“I’m so sorry about it, Miss Davis,” Barbara murmured, “but I’m perfectly sure it will be all right. There’s something we can’t even guess, some reason why we can’t find it. But I’m sure it’s safe or Nicky would never have written the note the way he did.”
“What did he say?” asked Miss Davis in a very tiny voice.
Babs told her. She dwelled upon the especial significance of every meager word.
“And you see, Miss Davis,” she pointed out, “Nicky is really very wise. He has had to learn such a lot in those few years of his, that he’s as wise as a boy much older.”
“Yes; I can understand that,” assented the other. “But—he may be wayward.”

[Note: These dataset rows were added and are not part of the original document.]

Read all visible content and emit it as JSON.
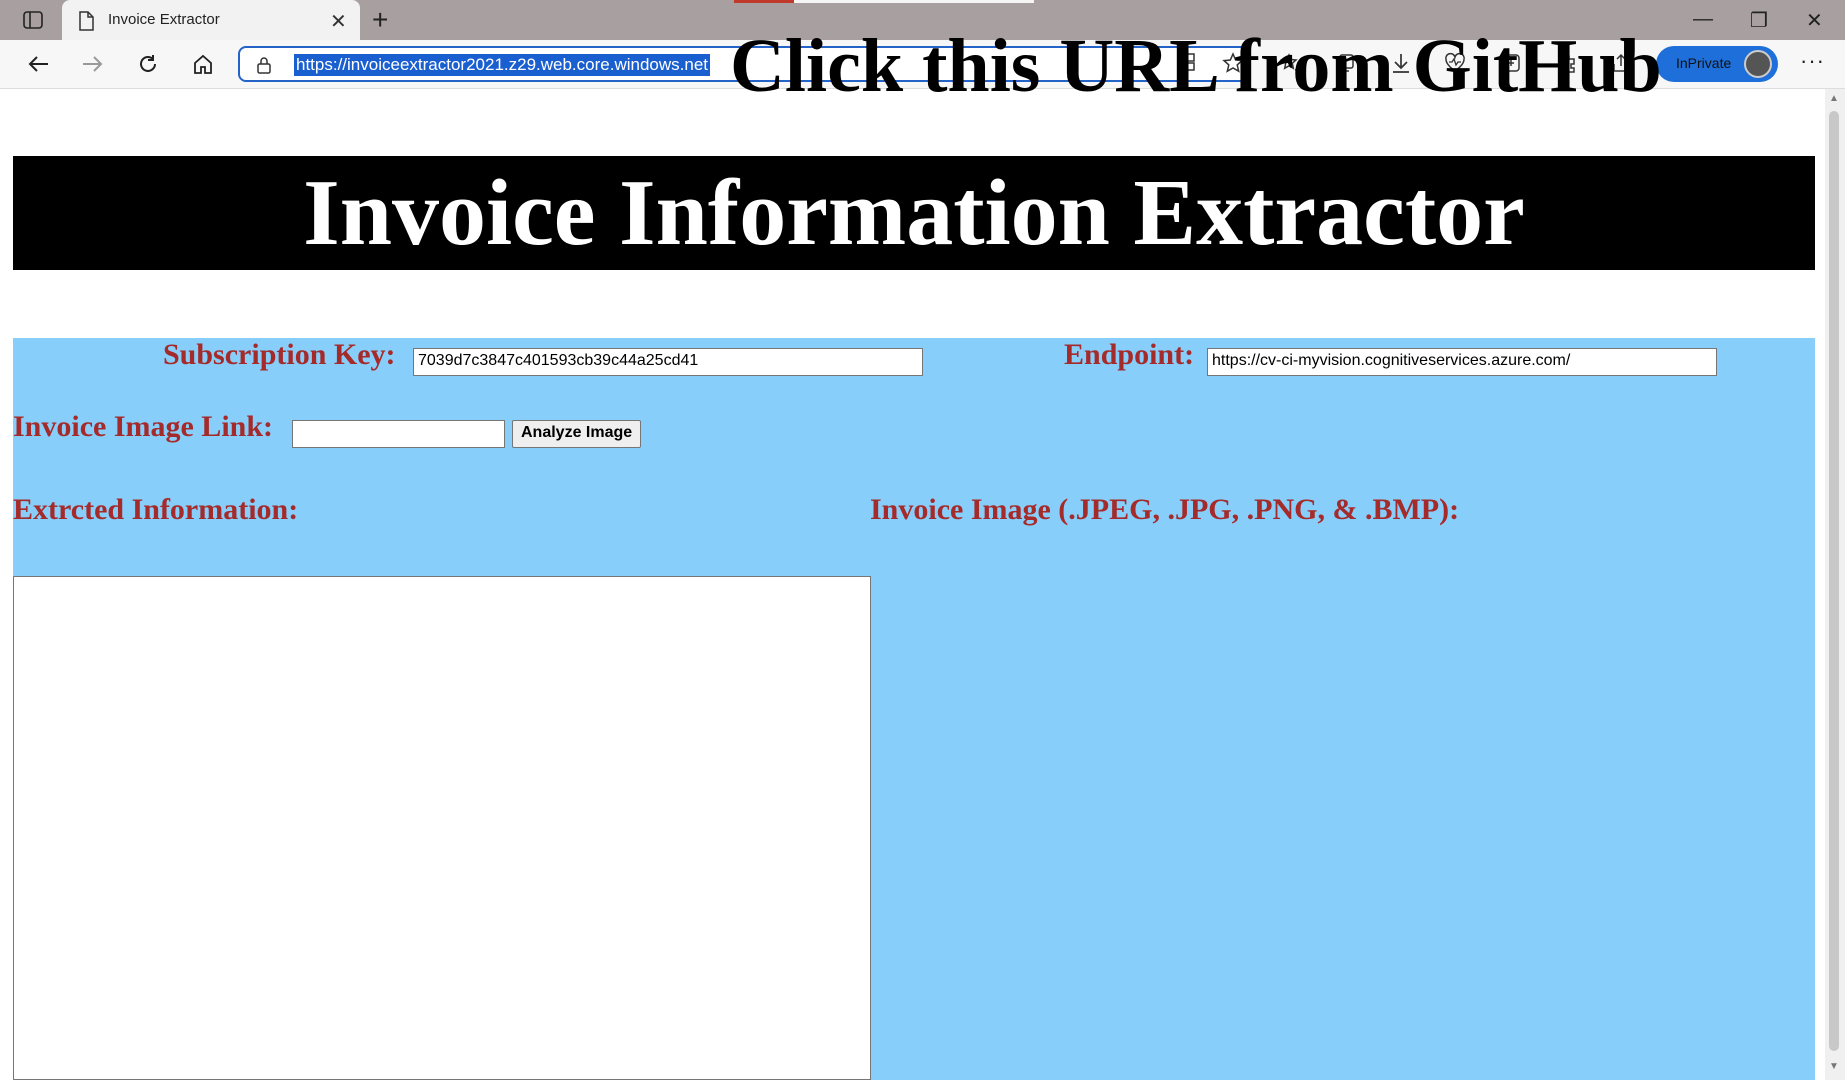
{
  "browser": {
    "tab_title": "Invoice Extractor",
    "tab_close": "✕",
    "new_tab": "+",
    "url": "https://invoiceextractor2021.z29.web.core.windows.net",
    "inprivate_label": "InPrivate",
    "window_controls": {
      "minimize": "—",
      "restore": "❐",
      "close": "✕"
    },
    "more_menu": "···",
    "accent_color": "#1e6fd9"
  },
  "overlay_caption": "Click this URL from GitHub",
  "page": {
    "title": "Invoice Information Extractor",
    "subscription_key_label": "Subscription Key:",
    "subscription_key_value": "7039d7c3847c401593cb39c44a25cd41",
    "endpoint_label": "Endpoint:",
    "endpoint_value": "https://cv-ci-myvision.cognitiveservices.azure.com/",
    "image_link_label": "Invoice Image Link:",
    "image_link_value": "",
    "analyze_button": "Analyze Image",
    "extracted_label": "Extrcted Information:",
    "invoice_image_label": "Invoice Image (.JPEG, .JPG, .PNG, & .BMP):",
    "panel_color": "#87cefa",
    "label_color": "#a52a2a"
  }
}
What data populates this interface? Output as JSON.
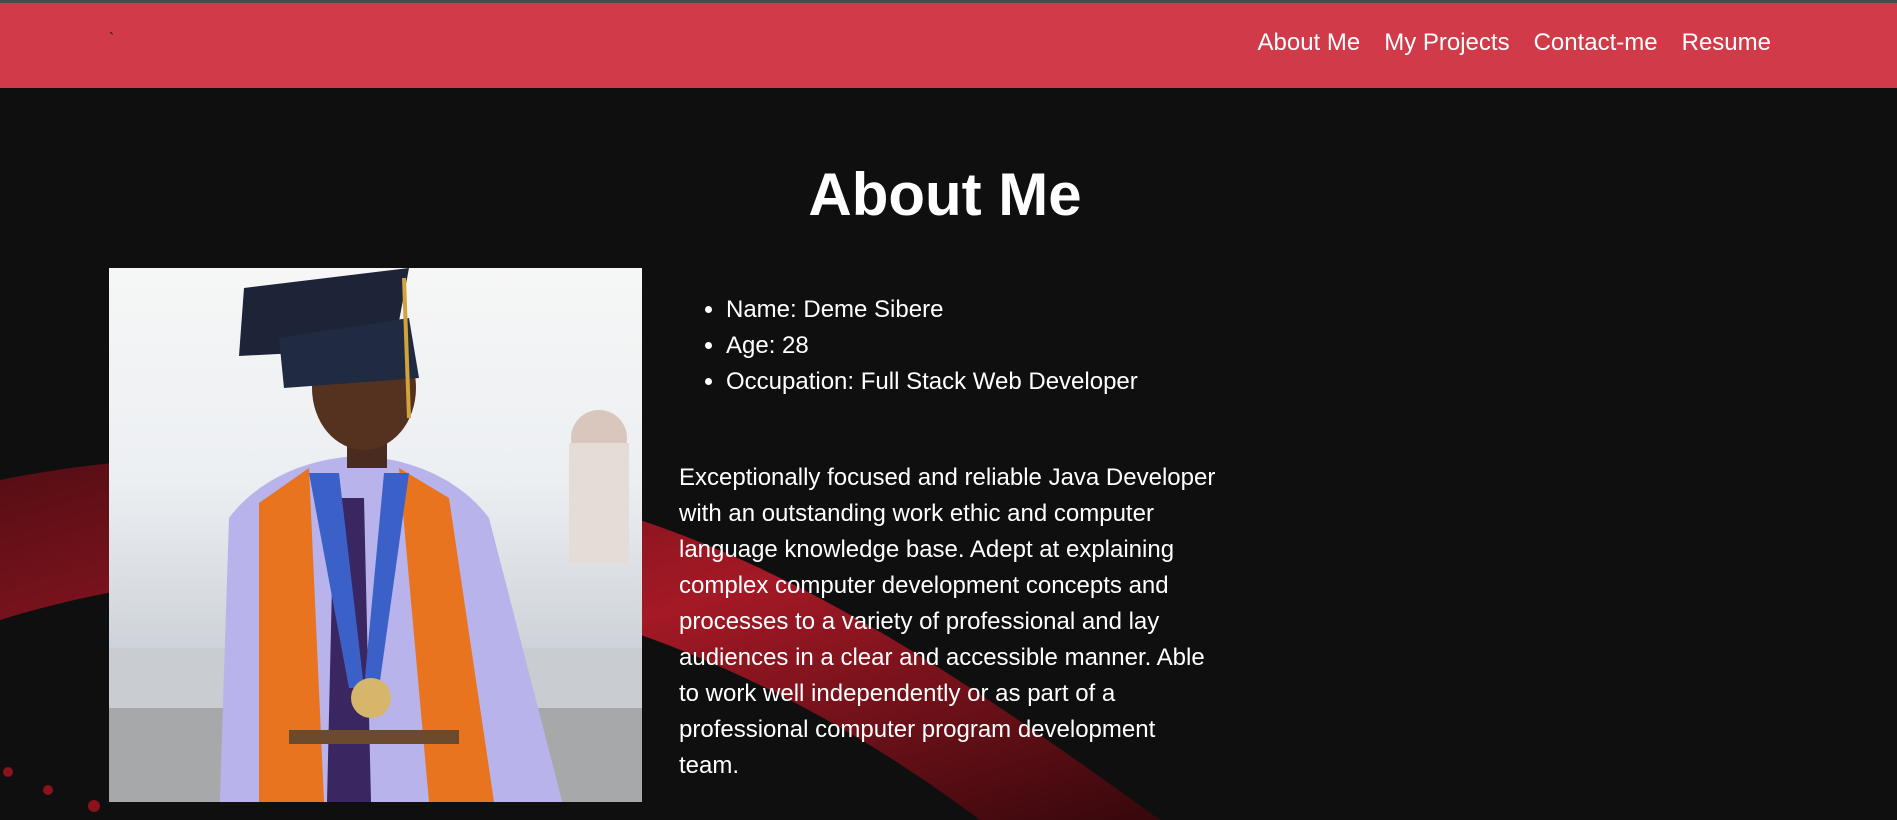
{
  "nav": {
    "brand": "`",
    "links": [
      "About Me",
      "My Projects",
      "Contact-me",
      "Resume"
    ]
  },
  "about": {
    "title": "About Me",
    "photo_alt": "graduation portrait",
    "facts": [
      "Name: Deme Sibere",
      "Age: 28",
      "Occupation: Full Stack Web Developer"
    ],
    "bio": "Exceptionally focused and reliable Java Developer with an outstanding work ethic and computer language knowledge base. Adept at explaining complex computer development concepts and processes to a variety of professional and lay audiences in a clear and accessible manner. Able to work well independently or as part of a professional computer program development team."
  },
  "colors": {
    "navbar": "#d13a48",
    "background": "#0f0f10",
    "text": "#ffffff"
  }
}
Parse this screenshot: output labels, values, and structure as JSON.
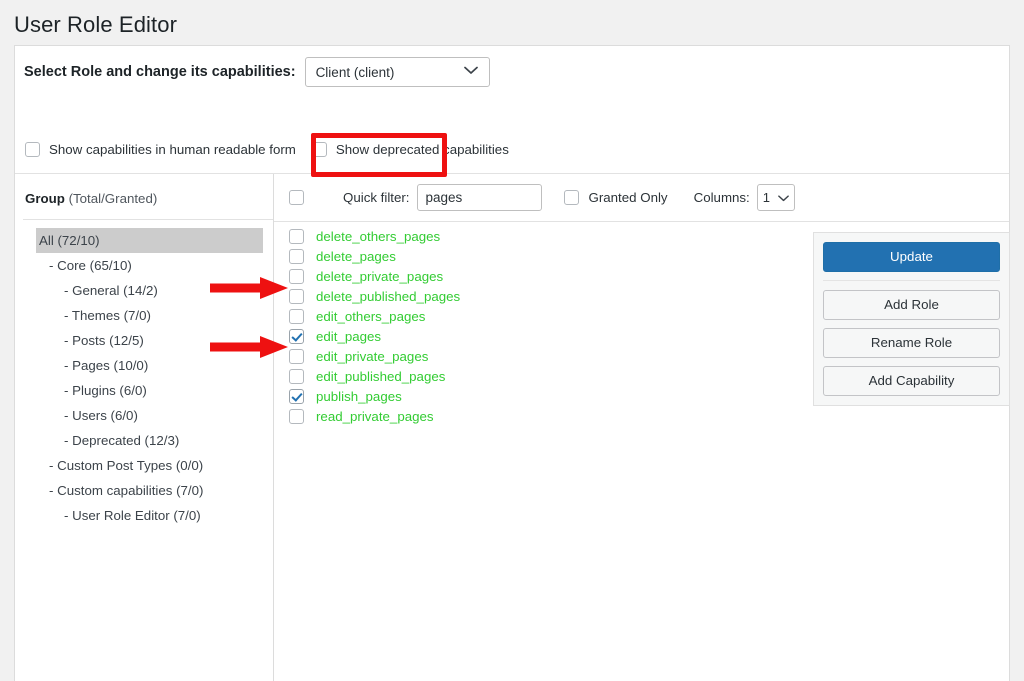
{
  "page": {
    "title": "User Role Editor"
  },
  "role_section": {
    "label": "Select Role and change its capabilities:",
    "selected_role": "Client (client)",
    "options": [
      {
        "label": "Show capabilities in human readable form",
        "checked": false
      },
      {
        "label": "Show deprecated capabilities",
        "checked": false
      }
    ]
  },
  "group_panel": {
    "header_bold": "Group",
    "header_rest": " (Total/Granted)",
    "items": [
      {
        "label": "All (72/10)",
        "level": 0,
        "selected": true
      },
      {
        "label": "- Core (65/10)",
        "level": 1,
        "selected": false
      },
      {
        "label": "- General (14/2)",
        "level": 2,
        "selected": false
      },
      {
        "label": "- Themes (7/0)",
        "level": 2,
        "selected": false
      },
      {
        "label": "- Posts (12/5)",
        "level": 2,
        "selected": false
      },
      {
        "label": "- Pages (10/0)",
        "level": 2,
        "selected": false
      },
      {
        "label": "- Plugins (6/0)",
        "level": 2,
        "selected": false
      },
      {
        "label": "- Users (6/0)",
        "level": 2,
        "selected": false
      },
      {
        "label": "- Deprecated (12/3)",
        "level": 2,
        "selected": false
      },
      {
        "label": "- Custom Post Types (0/0)",
        "level": 1,
        "selected": false
      },
      {
        "label": "- Custom capabilities (7/0)",
        "level": 1,
        "selected": false
      },
      {
        "label": "- User Role Editor (7/0)",
        "level": 2,
        "selected": false
      }
    ]
  },
  "toolbar": {
    "select_all_checked": false,
    "quick_filter_label": "Quick filter:",
    "quick_filter_value": "pages",
    "quick_filter_placeholder": "",
    "granted_only_label": "Granted Only",
    "granted_only_checked": false,
    "columns_label": "Columns:",
    "columns_value": "1"
  },
  "capabilities": [
    {
      "name": "delete_others_pages",
      "granted": false
    },
    {
      "name": "delete_pages",
      "granted": false
    },
    {
      "name": "delete_private_pages",
      "granted": false
    },
    {
      "name": "delete_published_pages",
      "granted": false
    },
    {
      "name": "edit_others_pages",
      "granted": false
    },
    {
      "name": "edit_pages",
      "granted": true
    },
    {
      "name": "edit_private_pages",
      "granted": false
    },
    {
      "name": "edit_published_pages",
      "granted": false
    },
    {
      "name": "publish_pages",
      "granted": true
    },
    {
      "name": "read_private_pages",
      "granted": false
    }
  ],
  "actions": {
    "update_label": "Update",
    "add_role_label": "Add Role",
    "rename_role_label": "Rename Role",
    "add_capability_label": "Add Capability"
  },
  "annotations": {
    "highlight_target": "quick-filter",
    "arrow_targets": [
      "edit_pages",
      "publish_pages"
    ],
    "color": "#ee1111"
  },
  "colors": {
    "page_background": "#f1f1f1",
    "panel_background": "#ffffff",
    "capability_text": "#33cc33",
    "primary_button": "#2271b1",
    "selected_row": "#cccccc",
    "annotation_red": "#ee1111"
  }
}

“Oh, he isn’t really.” Barbara was thinking of the girls and their hateful gossip about a reform school. “He just does everything for his mother,” she said jerkily. “And he’s the best boy——”
“I was speaking to Mr. Thornton confidentially this morning,” Miss Davis said. “You know he has charge of wayward children——”
“But Nicky isn’t wayward, not a bit,” defended Babs, nervously.
“Well, I hope not. But Mr. Thornton said it was best for such children to be where they would have to learn right from wrong——”
“Oh, Miss Davis! But Nicky knows!” Babs gasped a little too loud, for folks around her turned sharply to see why any one would be so excited.